Bu durum sadece ürkek yabancı yatırımcı için geçerli değil. Hükümetin yarattığı gelişmiş altyapıya, sunduğu sübvansiyonlara ve bazı durumlarda imalat sektörüne uyguladığı korumacılığa rağmen yerli firmalar bile yatırım yapma konusunda isteksiz davranıyor. Fabrika ve makinelere yapılan özel yatırımlar son on yıldaki düşük seviyelerden hâlâ toparlanabilmiş değil. Bu durumun tersine döneceğine dair ikna edici işaretler de yok. Aslında, yeni proje duyuruları 2023 yılında bir önceki yılın seviyesine kıyasla nominal olarak düşüş gösterdi.
Küresel pazar payı – Küresel mali kriz
Sonuç olarak, Hindistan’ın geniş vasıfsız işgücü havuzu için istihdam yaratma kaynağı olan imalat ihracatı zayıf kalmaya devam ediyor. Aslında, Hindistan’ın hazır giyim gibi kilit sektörlerdeki küresel pazar payı küresel mali krizden bu yana azaldı. Tüm bunlar Modi hükümeti ve hatta kısa bir süre önce özel sektörü “kendine çeki düzen vermeye” ve hükümeti yatırım yükünden kurtarmaya çağıran bir rapor yayınlayan Merkez Bankası için büyük bir endişe kaynağı oldu.
Firmalar önlerinde bu kadar açık bir şekilde duran fırsatları değerlendirmek konusunda neden bu kadar isteksiz davranıyorlar? Esasen, bunu yapmanın risklerinin çok yüksek olduğunu düşündükleri için.
Firmaların endişeleri üç ana alanda toplanıyor. İlk olarak, politika belirleme “yazılımının” zayıf kalmasından endişe ediyorlar. Birkaç büyük yerli holding ve bazı büyük yabancı şirketler, daha geniş yatırım ortamının aleyhine olacak şekilde kayırılan firmalar konumunda olduğundan, oyun alanı eşit değil. Sonuçta, riskleri azaldığı için yatırım yapan her kayırılmış firma için, riskleri arttığı için harcamalarını azaltan birçok rakip var. Bu firmalar için, devletin keyfi eylemlerinin kurbanı olma riski hâlâ büyük.
İkincisi, hükümet ihracatı artırma ihtiyacını kabul etse bile, içgüdüsel olarak içe dönüklüğe, yani ithalat engellerine bağlı kalmaya devam ediyor. Bu korumacılığın yeni bir cazibesi var çünkü pek çok kişi Hindistan’ın iç pazarının artık çok büyük ve yerli firmalarının da hükümet tarafından desteklendikleri sürece yabancı firmaların yerini kolayca alabilecek kadar gelişmiş olduğuna inanıyor. Ekonomik milliyetçiliğin kaçınılmaz olarak siyasi milliyetçiliğe eşlik etmesi şaşırtıcı değil.
Korku hâlâ devam ediyor
Ancak gerçek şu ki, Hindistan’ın iç pazarı, en azından küresel firmaların satmaya çalıştığı orta sınıfa yönelik mallar için çok büyük değil. Korumacı önlemlerin sık sık gündeme gelmesi de, firmaların er ya da geç kritik yabancı tedariklerden mahrum kalabileceklerini düşünerek riskten kaçınmaya başlamaları nedeniyle yerli yatırımları baltalıyor.
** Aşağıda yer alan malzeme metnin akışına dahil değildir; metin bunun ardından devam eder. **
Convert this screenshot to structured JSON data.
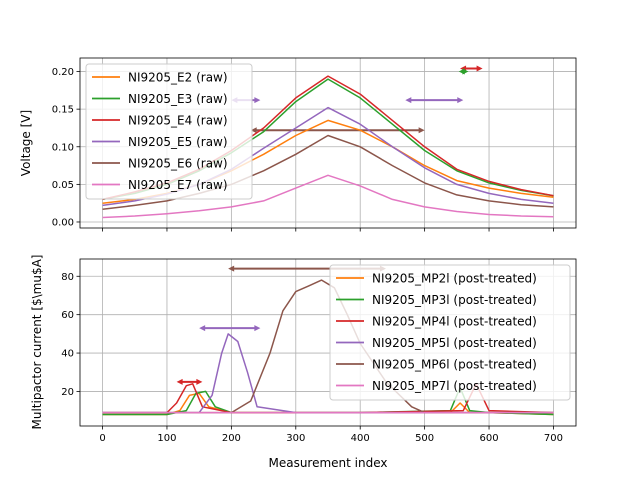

Örneğin, geçtiğimiz Ağustos ayında dizüstü bilgisayar ithalatının kısıtlanacağının açıklanması, bilişim sektöründeki önemli firmalar arasında paniğe yol açtı. Sonunda kısıtlamalar hafifletildi, ancak özellikle diğer sektörlerde de benzer önlemler uygulandığı için korkular hâlâ devam ediyor.
Her şeyden önce, siyaset ve ekonomi arasında nasıl bir ayrım yapılacağı sorusu ortaya çıkıyor. Yatırım ve büyüme, siyasi rejim istikrarlı olduğu sürece kurumsal çürüme karşısında ayakta kalabilir, hatta gelişebilir. Modi’nin popülaritesi de istikrarın habercisi gibi görünüyor. Ancak azınlık toplulukları, güney eyaletleri, siyasi muhalefet ve kuzey Hindistan’daki çiftçiler arasında artan hoşnutsuzluk ve huzursuzluk bir felaket olasılığını artırıyor. Ekonomist John Maynard Keynes’in ünlü sözünde belirttiği gibi, kaçınılmaz olan asla gerçekleşmez. Her zaman beklenmeyen olur.
Hindistan’ın bugününe umutla baksak da, geleceğe dair endişelerimiz devam ediyor.”
Bu yazı ilk kez 23 Nisan 2024’te yayımlanmıştır.